Interesting comment re: Chabon. I just finished Yiddish Policemen's Union. While it's a fun, stylish read, it lacks substance, as all of his work seems to. He appears to be our Martin Amis, so much talent and so little to write about, yet entertaining nonetheless. Pity.
 
originally posted by Bwood: For me great books are like great movies, you remember the enjoyment you experienced and where you were when you read the book or watched the movie...

Or heard the music.
 
originally posted by Scott Kraft:
Interesting comment re: Chabon. I just finished Yiddish Policemen's Union. While it's a fun, stylish read, it lacks substance, as all of his work seems to. He appears to be our Martin Amis, so much talent and so little to write about, yet entertaining nonetheless. Pity.

I agree with respect to Martin Amis, entertaining. Chabon seems slightly different to me. Or maybe sometimes entertaining is enough. I am fine enjoying books that won't make the iSlate Modern Library 21st Century Top 100 list.

But then, to me, the more recent Pynchon and David Foster Wallace seem all too substantial and important.
 
Mason & Dixon provides an interesting counterpoint to Blood Meridian. They both deal with similiar themes regarding early American mythmaking but M&D is informed more by regret and melancholy rather than revulsion. Pynchon is also able to turn a knowing eye on the modern day effects of westward expansion better than McCarthy, but that sort of thing is his trade.
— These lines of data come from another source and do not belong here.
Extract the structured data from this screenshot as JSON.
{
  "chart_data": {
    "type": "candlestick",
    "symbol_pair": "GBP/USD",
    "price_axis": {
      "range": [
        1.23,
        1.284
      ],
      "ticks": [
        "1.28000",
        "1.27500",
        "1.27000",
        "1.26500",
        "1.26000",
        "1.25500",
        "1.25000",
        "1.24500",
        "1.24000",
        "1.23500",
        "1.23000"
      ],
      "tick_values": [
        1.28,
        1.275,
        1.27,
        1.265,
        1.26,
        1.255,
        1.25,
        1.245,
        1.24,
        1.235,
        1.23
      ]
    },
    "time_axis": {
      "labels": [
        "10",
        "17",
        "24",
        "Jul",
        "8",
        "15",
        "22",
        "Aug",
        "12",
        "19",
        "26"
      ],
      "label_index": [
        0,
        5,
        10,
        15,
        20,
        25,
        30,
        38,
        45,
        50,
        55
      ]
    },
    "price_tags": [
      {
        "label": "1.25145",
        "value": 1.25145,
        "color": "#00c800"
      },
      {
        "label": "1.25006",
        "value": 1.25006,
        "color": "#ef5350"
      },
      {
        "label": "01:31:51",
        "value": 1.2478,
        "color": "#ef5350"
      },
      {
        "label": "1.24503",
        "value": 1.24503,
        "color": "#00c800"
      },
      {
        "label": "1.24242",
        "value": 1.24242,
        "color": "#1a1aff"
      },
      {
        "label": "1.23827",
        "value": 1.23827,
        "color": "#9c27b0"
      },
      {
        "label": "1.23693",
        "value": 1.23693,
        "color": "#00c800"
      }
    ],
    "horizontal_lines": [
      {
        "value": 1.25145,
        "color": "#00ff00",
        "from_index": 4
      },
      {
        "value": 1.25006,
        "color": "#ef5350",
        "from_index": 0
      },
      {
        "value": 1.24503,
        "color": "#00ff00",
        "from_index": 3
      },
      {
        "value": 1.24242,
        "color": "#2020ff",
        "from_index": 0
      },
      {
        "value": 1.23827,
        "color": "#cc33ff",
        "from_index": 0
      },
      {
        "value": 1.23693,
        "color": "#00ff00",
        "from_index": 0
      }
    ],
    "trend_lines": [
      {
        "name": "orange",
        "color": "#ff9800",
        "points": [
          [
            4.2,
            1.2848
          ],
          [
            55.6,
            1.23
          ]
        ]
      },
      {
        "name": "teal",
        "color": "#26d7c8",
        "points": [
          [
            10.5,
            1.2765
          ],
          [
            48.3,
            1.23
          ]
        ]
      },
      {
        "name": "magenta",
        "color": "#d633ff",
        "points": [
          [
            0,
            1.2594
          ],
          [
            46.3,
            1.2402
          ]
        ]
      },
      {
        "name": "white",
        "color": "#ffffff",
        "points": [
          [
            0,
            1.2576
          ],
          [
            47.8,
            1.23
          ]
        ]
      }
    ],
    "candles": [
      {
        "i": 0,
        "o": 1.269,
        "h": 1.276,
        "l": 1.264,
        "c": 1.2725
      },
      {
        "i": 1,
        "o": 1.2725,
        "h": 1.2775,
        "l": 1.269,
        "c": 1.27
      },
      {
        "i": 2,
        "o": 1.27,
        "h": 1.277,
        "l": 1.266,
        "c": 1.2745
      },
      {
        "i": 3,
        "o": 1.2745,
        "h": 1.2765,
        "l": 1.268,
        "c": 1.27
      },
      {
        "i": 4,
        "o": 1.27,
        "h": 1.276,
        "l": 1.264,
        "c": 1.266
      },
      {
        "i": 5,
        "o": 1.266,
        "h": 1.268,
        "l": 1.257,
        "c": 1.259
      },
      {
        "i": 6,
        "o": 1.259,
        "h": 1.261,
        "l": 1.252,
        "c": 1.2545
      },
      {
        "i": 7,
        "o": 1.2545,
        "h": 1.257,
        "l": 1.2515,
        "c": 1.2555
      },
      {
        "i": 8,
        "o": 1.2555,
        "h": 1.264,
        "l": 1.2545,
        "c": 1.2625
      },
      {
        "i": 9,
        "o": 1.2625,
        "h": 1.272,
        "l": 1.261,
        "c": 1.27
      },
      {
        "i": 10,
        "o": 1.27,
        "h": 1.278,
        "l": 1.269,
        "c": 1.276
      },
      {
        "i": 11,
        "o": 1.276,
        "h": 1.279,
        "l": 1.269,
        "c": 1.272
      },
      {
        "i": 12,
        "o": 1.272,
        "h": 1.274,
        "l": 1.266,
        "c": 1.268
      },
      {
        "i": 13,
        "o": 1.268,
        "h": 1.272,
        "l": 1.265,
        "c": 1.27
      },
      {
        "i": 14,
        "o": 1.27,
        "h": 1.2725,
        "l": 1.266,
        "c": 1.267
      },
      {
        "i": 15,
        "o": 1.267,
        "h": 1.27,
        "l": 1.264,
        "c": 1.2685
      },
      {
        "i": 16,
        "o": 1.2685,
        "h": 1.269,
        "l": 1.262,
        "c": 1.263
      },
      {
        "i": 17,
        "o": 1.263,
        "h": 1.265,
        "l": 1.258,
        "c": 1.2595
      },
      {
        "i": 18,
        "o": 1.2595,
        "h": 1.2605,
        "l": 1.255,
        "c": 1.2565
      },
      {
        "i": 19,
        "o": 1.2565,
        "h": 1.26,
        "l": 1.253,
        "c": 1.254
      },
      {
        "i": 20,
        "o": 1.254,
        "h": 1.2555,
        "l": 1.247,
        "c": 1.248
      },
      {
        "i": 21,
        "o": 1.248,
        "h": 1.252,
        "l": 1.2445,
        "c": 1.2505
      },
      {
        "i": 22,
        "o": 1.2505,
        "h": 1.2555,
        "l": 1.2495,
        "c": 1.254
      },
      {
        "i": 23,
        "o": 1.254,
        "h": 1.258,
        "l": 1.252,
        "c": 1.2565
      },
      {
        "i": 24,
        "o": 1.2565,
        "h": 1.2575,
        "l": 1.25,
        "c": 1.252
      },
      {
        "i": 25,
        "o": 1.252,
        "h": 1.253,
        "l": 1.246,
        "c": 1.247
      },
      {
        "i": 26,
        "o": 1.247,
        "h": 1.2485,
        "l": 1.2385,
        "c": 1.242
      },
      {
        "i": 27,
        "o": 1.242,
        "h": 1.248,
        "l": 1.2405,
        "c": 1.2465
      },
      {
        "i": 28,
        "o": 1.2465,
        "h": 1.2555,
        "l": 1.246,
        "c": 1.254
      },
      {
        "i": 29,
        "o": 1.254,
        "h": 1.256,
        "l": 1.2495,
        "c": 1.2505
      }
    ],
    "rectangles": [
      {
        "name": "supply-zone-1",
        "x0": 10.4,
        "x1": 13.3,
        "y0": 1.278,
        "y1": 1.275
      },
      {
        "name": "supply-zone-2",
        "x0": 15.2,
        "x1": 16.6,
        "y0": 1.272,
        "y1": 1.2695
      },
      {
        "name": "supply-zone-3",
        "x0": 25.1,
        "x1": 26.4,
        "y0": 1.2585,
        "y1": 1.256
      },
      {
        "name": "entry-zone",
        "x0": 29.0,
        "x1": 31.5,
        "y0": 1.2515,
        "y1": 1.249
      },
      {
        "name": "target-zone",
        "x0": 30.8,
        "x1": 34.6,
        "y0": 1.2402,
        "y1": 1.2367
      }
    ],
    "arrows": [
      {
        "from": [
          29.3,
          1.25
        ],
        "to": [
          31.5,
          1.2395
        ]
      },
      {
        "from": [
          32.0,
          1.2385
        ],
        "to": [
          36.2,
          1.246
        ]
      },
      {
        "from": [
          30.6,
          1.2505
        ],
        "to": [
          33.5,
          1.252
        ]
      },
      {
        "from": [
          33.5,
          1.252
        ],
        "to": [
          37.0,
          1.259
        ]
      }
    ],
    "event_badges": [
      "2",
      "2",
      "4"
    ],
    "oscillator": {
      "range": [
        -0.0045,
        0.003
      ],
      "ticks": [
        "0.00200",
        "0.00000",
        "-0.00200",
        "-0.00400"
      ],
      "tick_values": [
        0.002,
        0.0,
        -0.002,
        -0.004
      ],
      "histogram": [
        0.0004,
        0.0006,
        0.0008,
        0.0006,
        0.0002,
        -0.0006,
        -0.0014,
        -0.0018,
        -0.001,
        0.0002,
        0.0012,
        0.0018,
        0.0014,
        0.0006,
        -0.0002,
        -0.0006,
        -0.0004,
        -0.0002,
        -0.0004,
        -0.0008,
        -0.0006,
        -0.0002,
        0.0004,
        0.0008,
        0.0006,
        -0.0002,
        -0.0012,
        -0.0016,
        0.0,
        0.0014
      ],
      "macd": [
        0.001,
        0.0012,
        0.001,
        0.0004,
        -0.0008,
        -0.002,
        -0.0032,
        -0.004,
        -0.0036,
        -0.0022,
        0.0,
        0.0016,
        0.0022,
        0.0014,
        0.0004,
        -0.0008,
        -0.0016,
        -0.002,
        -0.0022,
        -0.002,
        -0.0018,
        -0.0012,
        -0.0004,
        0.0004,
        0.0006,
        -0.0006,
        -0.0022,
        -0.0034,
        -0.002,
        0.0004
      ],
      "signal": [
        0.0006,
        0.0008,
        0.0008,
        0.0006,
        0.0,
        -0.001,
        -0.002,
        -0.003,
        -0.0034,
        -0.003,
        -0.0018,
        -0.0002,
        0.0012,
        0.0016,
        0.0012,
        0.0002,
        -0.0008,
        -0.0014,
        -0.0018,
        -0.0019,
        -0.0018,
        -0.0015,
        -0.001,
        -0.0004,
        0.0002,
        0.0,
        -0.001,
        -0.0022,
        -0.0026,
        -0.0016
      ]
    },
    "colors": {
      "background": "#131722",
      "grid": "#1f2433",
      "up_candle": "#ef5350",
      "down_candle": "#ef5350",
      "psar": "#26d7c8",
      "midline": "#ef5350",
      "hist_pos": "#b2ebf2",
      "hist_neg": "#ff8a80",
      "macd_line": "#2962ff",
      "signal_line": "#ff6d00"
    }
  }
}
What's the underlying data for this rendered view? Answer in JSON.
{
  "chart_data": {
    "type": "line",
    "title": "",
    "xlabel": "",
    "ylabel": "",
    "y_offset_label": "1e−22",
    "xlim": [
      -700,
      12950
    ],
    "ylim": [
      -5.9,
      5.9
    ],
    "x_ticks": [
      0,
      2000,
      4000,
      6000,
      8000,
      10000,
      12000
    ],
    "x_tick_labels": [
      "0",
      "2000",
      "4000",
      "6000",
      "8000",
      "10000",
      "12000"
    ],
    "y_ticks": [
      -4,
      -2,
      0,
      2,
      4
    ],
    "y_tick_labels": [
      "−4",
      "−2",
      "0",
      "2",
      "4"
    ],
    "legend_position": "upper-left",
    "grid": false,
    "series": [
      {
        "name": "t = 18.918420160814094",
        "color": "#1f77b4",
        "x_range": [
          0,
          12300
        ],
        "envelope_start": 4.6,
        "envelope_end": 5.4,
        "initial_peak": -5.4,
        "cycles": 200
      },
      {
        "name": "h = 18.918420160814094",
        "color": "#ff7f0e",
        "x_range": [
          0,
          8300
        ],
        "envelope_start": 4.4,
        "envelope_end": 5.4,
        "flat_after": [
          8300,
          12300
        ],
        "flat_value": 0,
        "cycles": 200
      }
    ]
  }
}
I will say that wading through the scalps for McCarthy's language is worth it in the end.
 
Though hijacked, I found this a great thread. Am now (still) in the beginning of The Recognitions. Seems fucking awesome so far, though not a quick read. Still no Pynchon read, but Lot49 is in the post.
 
originally posted by Cory Cartwright:
Mason & Dixon provides an interesting counterpoint to Blood Meridian. They both deal with similiar themes regarding early American mythmaking but M&D is informed more by regret and melancholy rather than revulsion. Pynchon is also able to turn a knowing eye on the modern day effects of westward expansion better than McCarthy, but that sort of thing is his trade. I will say that wading through the scalps for McCarthy's language is worth it in the end.

I've been telling myself I need to wade through the pools of blood to give it another try. That's the sort of encouragement I need.
 
originally posted by Scott Kraft:
Interesting comment re: Chabon. I just finished Yiddish Policemen's Union. While it's a fun, stylish read, it lacks substance, as all of his work seems to. He appears to be our Martin Amis, so much talent and so little to write about, yet entertaining nonetheless. Pity.

See, I really like Martin Amis, but I guess I would. For whatever reason, it just speaks to me. Maybe clever is enough. I really might be that shallow. I'm gonna check out Chabon.

I'm staring at Gravity's Rainbow and wondering whether now is the time to give it another shot...

I guess I need to have another go at McCarthy as well.

I did not renew my Economist, Atlantic (because it sucks) or Foreign Affairs subscriptions. I need to start reading again and I won't if I have all that stuff around me all the time.

Anyone else here a Mishima fan?
 
originally posted by VLM:I'm staring at Gravity's Rainbow and wondering whether now is the time to give it another shot...

Ditto, just picked it up from the shelf today. Scared. But maybe I've grown up since last time I tried, and failed.